Part IV discusses how we can apply nature’s operating instructions to our manufacturing economy. The reader finds that with nature’s help we can develop production processes which eliminate toxic inputs and by-products and at the same time lower production costs. The processes mimic nature, becoming self-contained with no wastes. Paul Hawken has coined the term “Natural Capitalism” to describe this emerging transformation of our economy. Part of Natural Capitalism is the preservation and restoration of natural capital: living system services, such as freshwater management and carbon dioxide absorption, which we have too often taken for granted.

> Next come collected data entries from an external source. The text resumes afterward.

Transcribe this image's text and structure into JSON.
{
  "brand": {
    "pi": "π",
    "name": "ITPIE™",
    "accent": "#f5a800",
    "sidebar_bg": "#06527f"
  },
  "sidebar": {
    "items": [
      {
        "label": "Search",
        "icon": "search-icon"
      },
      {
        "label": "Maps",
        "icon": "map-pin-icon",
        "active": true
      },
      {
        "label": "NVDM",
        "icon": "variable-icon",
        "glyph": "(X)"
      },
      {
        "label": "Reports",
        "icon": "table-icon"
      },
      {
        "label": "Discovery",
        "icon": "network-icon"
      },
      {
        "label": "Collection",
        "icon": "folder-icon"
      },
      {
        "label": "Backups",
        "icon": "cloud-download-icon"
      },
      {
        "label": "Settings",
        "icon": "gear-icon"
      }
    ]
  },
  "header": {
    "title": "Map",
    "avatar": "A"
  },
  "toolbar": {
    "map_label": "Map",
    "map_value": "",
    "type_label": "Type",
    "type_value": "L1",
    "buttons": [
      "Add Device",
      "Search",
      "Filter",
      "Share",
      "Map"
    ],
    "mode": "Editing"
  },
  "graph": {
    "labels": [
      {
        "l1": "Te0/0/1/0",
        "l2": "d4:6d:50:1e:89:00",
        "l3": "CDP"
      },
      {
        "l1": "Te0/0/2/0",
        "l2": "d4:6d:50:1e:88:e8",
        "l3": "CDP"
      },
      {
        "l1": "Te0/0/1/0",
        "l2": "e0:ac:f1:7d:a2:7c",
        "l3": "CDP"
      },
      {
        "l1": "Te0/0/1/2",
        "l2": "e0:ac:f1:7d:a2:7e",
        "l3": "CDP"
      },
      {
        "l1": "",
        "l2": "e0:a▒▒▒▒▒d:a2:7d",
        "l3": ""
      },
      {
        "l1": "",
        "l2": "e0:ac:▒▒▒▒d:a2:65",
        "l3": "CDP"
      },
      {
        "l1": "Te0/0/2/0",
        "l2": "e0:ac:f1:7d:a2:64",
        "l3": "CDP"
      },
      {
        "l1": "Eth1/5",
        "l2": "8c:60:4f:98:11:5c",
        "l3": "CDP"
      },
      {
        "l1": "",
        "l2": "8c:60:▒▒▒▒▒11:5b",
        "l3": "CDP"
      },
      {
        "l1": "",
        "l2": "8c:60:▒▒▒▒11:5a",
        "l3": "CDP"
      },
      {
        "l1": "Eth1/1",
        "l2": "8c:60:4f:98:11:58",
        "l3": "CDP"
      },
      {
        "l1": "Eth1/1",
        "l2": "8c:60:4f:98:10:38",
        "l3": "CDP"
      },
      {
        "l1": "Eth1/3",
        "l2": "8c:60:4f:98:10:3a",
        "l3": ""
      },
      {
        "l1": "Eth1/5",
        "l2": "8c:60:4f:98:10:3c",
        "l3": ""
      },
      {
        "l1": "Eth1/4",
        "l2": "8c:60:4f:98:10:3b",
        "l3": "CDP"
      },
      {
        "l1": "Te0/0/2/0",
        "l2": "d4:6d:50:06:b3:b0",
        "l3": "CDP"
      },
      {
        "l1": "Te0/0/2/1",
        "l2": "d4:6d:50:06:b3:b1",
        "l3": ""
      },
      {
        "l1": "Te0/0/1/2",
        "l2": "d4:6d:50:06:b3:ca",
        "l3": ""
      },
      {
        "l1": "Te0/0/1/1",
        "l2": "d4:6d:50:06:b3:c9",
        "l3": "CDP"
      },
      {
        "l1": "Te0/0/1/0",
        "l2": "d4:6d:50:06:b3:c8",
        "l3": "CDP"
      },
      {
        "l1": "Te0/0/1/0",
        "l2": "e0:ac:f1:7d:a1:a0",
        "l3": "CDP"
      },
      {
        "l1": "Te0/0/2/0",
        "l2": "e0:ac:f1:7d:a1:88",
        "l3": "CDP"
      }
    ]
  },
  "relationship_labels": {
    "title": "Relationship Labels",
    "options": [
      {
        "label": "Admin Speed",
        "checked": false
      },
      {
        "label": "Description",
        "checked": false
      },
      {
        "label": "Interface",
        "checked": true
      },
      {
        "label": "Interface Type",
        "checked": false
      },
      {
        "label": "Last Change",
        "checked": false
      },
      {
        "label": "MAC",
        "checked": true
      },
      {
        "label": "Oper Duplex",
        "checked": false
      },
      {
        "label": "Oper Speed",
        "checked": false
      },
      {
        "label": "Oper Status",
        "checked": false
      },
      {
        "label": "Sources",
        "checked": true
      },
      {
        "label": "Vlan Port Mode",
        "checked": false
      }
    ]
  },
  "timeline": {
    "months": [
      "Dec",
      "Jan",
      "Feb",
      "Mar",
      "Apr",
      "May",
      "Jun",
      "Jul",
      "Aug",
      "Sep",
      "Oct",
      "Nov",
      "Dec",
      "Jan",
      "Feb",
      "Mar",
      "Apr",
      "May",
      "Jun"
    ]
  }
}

The final section of Nature’s Operating Instructions deals with human values and culture. At root here is the way we view the natural world and our relationship with it. We cannot continue to view the world as the subject of our dominion, to do with as we please. The values we hold and the stories we tell must recognize the natural systems as the source of our livelihood and ourselves as an integral, non-separable part of the whole. We must ask ourselves what we should expect from nature and how we need to change the manner in which we obtain our needs. We must rekindle a sense of wonder and stewardship.
Nature’s Operating Instructions: The True Biotechnologies is an excellent introduction to all of the above topics and at the same time provides additional references to useful sources for further study in these areas.